Mit einer Stange Zigaretten unter dem Arm treffe ich Elsebeth auf dem Flur.

Sie öffnet und schließt den Mund und starrt mich an, als wäre ich einer ihrer verstorbenen Männer.

»Du hast abgenommen«, sagt sie. »Du musst etwas essen.«

»Ich male.«

»Ja«, sagt sie und lächelt. »Das sehe ich.«

Erst jetzt bemerke ich die Farbe auf meinen Wangen und unter meinen Fingernägeln.

»Ich passe schon auf, dass ich nicht kleckere«, sage ich.

»Das ist mir egal. Wenn du malst, dann malst du. Aber du musst etwas essen.« Sie nimmt meinen Arm und führt mich in die Küche.

»Ich würde es vorziehen, vor dir zu sterben«, sagt Elsebeth und macht den Herd an. »Gute Untermieter sind schwer zu finden.«

Sie kocht Rührei, der Speck zischt in der Pfanne.

»Ein Mädchen war hier und hat nach dir gefragt«, sagt sie, ohne vom Essen aufzublicken. »Sie hatte sehr helle Haut. Ich habe gesagt, du seist nicht zu Hause. Es geht mich ja nichts an.«

Es ist erst ein paar Tage her, seit ich Petra zum letzten Mal gesehen habe. Aber ich habe es immer aufgeschoben, habe gedacht: Morgen gehst du zu ihr. Oder in ein paar Tagen. Auf jeden Fall bald.

Elsebeth setzt mir den Teller vor, füllt ein großes Glas mit Milch und versichert sich, dass ich esse.
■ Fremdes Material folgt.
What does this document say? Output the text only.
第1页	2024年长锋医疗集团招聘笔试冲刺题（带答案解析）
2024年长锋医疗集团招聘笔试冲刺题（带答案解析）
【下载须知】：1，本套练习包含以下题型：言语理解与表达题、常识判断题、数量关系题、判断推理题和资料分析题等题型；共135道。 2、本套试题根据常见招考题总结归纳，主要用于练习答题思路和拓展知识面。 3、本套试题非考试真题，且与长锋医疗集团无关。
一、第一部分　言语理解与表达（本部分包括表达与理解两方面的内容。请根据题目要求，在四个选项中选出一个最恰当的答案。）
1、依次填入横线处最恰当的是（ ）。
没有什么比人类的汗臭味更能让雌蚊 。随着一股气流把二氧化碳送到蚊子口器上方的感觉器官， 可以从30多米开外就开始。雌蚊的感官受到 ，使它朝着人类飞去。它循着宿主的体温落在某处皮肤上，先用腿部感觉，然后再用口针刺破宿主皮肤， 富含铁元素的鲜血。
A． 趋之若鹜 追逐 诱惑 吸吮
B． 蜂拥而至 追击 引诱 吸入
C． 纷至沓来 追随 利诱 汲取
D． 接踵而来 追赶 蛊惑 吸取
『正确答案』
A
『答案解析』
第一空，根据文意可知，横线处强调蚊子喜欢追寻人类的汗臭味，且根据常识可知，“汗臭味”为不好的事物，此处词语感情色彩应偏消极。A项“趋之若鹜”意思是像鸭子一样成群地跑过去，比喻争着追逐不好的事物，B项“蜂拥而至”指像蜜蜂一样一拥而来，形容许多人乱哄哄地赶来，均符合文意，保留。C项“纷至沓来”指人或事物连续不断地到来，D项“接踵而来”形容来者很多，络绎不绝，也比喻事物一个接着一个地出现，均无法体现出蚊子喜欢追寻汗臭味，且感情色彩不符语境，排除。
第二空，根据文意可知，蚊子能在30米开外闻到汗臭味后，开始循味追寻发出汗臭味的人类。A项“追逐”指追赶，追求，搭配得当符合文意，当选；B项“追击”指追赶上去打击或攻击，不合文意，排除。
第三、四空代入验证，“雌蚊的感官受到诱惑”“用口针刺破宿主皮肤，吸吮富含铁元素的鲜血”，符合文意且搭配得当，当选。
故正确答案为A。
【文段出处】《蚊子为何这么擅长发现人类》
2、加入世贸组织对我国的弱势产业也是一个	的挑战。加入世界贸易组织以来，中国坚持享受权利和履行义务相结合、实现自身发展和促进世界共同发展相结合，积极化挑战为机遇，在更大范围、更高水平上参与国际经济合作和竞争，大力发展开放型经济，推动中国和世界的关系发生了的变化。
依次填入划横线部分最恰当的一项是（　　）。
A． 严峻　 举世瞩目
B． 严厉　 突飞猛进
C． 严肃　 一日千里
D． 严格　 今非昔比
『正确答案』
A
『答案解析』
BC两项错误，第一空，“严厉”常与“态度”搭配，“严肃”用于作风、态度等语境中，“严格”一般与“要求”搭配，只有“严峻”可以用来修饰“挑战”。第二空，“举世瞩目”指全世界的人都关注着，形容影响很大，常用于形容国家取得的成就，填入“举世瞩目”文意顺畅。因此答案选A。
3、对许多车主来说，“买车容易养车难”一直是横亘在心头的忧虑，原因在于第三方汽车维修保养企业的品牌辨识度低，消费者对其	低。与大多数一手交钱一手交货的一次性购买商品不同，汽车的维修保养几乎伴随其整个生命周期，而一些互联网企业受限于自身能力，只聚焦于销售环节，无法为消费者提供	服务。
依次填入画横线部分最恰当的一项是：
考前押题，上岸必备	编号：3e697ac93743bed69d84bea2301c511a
Die ersten Bissen bleiben mir im Mund stecken. Mein Magen knurrt und stöhnt, ich spüre ein Stechen im Bauch, als wäre ich zu schnell gelaufen.

Ich habe Lust auf eine Zigarette, sie sind mir gestern Nacht ausgegangen. Eine Zigarette und eine Tasse Kaffee.

Elsebeth behält mich im Auge, bis mein Magen erwacht und der Hunger überhandnimmt. Ich leere den Teller und esse vier Scheiben Roggenbrot dazu.

Von nun an finde ich jeden Tag Essen in der Küche, mit kleinen Notizzetteln darauf.

Iss!, steht an einem Teller Hackbraten im Kühlschrank. Trink!, steht auf einem Glas, das wie Milch aussieht, aber wie Sahne schmeckt.

Ich finde Äpfel, hartgekochte Eier und Bratwürste, die ich kalt esse.

Ich male, während ein Sturm das Land verheert. Die Scheiben klirren, und ich tauche den Pinsel in Farbe. Am Tag danach sehe ich entwurzelte Bäume und Autos, deren Windschutzscheiben von Dachziegeln zertrümmert sind. Erst da bin ich mir sicher, dass es nicht nur in meinem Kopf gestürmt hat. Der Winter ist unterwegs, ich weiß es, weil ich immer weniger Stunden mit Tageslicht an der Staffelei habe.

Meine Träume sehe ich in blassem Grün und Blau. In anderen Nächten sind sie tiefrot, wie Blut, Briefkästen oder die Innenseite des Mundes.